I have checked non-connectivity (nc -v) balancer to node, and its as demanded.

obviously I’ve set up the haproxy.cfg to match my static ip’s of my nodes.

I’ve tried different guides from google, but all brought the same error.

I0809 21:57:27.465139 6708 with_retry.go:234] Got a Retry-After 1s response for attempt 2 to

fixed.
somehow my swapoff -a and the fstab changes i already did, were undo’d on reboot… so that init works.
although it has no CRI?

having another error, with unable to pull image on master2…(master 1 init, master3 was joined succesfully)
image exists: /kube-controller-manager:v1.27.4
I0810 14:48:58.769738 7968 checks.go:846] image exists: /kube-scheduler:v1.27.4
I0810 14:48:58.970691 7968 checks.go:846] image exists: /kube-proxy:v1.27.4
W0810 14:48:59.167694 7968 checks.go:835] detected that the sandbox image “registry.k8s.io/pause:3.6” of the container runtime is inconsistent with that used by kubeadm. It is recommended that using “registry.k8s.io/pause:3.9” as the CRI sandbox image.
I0810 14:48:59.340139 7968 checks.go:846] image exists: /pause:3.9
I0810 14:48:59.488045 7968 checks.go:846] image exists: /etcd:3.5.7-0
I0810 14:48:59.680870 7968 checks.go:846] image exists: /coredns/coredns:v1.10.1
[preflight] Some fatal errors occurred:
[ERROR ImagePull]: failed to pull image registry.k8s.io/kube-apiserver:v1.27.4: output: E0810 14:48:58.445690 8016 remote_image.go:171] “PullImage from image service failed” err="rpc error: code = NotFound desc = failed to pull and unpack image "registry.k8s.io/kube-apiserver:v1.27.4": failed to extract layer

I took my time in doing the third join…on the master2 i’m having trouble with joining(these errors).
could it be that the token has expired? i even created new certificate and pasted it to the join…
also-i’m pretty new on this as you can imagine- should i create the new certificate on the node i’m trying to join, or the init one? (i’m thinking in ssh terms, and i know its wrong)

this is very weird. i can do ctr image pull to that very same image on that very same node. but the join command couldnt???

i get failed etcd component to install…anyone with a clue how to discover the cause?

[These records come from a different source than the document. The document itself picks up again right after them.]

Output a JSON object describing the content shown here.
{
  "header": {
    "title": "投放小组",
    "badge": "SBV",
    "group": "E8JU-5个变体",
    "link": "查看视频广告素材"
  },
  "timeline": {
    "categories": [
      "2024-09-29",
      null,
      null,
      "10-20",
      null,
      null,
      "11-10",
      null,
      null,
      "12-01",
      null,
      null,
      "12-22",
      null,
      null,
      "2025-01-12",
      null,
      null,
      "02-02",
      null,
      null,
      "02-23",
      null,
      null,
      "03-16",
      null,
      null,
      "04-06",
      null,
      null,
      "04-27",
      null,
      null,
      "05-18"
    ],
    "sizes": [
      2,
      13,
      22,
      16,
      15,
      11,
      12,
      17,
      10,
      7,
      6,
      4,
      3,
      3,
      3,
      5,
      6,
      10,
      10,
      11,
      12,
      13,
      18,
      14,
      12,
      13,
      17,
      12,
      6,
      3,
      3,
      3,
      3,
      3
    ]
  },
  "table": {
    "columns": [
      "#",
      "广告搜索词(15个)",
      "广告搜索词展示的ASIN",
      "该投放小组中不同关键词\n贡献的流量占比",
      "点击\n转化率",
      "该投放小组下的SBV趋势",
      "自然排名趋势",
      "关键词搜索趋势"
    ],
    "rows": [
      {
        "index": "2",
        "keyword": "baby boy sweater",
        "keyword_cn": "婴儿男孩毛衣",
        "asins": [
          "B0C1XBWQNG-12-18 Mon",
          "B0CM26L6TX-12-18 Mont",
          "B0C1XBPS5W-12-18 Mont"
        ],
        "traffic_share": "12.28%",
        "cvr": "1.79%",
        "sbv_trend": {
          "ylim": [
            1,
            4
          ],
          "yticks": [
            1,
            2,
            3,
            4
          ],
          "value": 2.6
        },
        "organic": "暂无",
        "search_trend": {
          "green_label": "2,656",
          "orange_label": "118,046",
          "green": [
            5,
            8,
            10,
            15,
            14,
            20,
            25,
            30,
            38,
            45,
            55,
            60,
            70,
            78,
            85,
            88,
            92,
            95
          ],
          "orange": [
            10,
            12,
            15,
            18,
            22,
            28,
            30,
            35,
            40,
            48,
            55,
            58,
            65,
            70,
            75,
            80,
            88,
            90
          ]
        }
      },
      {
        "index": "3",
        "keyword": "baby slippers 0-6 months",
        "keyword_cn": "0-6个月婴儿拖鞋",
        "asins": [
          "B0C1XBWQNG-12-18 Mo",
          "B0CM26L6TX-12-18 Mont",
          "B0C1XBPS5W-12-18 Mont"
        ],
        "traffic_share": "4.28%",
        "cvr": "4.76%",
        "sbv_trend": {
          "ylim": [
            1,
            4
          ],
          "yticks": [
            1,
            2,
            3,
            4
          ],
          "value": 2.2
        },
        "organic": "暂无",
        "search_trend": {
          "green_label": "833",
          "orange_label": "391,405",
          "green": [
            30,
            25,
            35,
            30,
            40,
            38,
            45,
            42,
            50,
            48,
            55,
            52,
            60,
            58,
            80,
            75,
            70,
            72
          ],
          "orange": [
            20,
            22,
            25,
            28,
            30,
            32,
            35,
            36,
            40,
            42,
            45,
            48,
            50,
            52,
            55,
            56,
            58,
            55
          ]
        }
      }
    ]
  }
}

(this upon doing join master to 2 other masters, which are working):

[etcd] Announced new etcd member joining to the existing etcd cluster
I0811 15:11:18.225075 1639 local.go:165] Updated etcd member list: [{master1 https://192.168.14.180:2380} {master2 https://192.168.14.181:2380} {master3 https://192.168.14.182:2380}]
[etcd] Creating static Pod manifest for “etcd”
[etcd] Waiting for the new etcd member to join the cluster. This can take up to 40s
I0811 15:11:18.226110 1639 etcd.go:585] [etcd] attempting to see if all cluster endpoints ([https: https: https:/]) are available 1/8
I0811 15:11:20.924161 1639 etcd.go:565] Failed to get etcd status for https://: failed to dial endpoint https: with maintenance client: context deadline exceeded
I0811 15:11:23.417981 1639 etcd.go:565] Failed to get etcd status for https:: failed to dial endpoint https:/ with maintenance client: context deadline exceeded
I0811 15:11:25.758658 1639 etcd.go:565] Failed to get etcd status for https: failed to dial endpoint https://192.168.14.181:2379 with maintenance client: context deadline exceeded

solution:
create a new machine(not cloned) on VM box, and retry retry.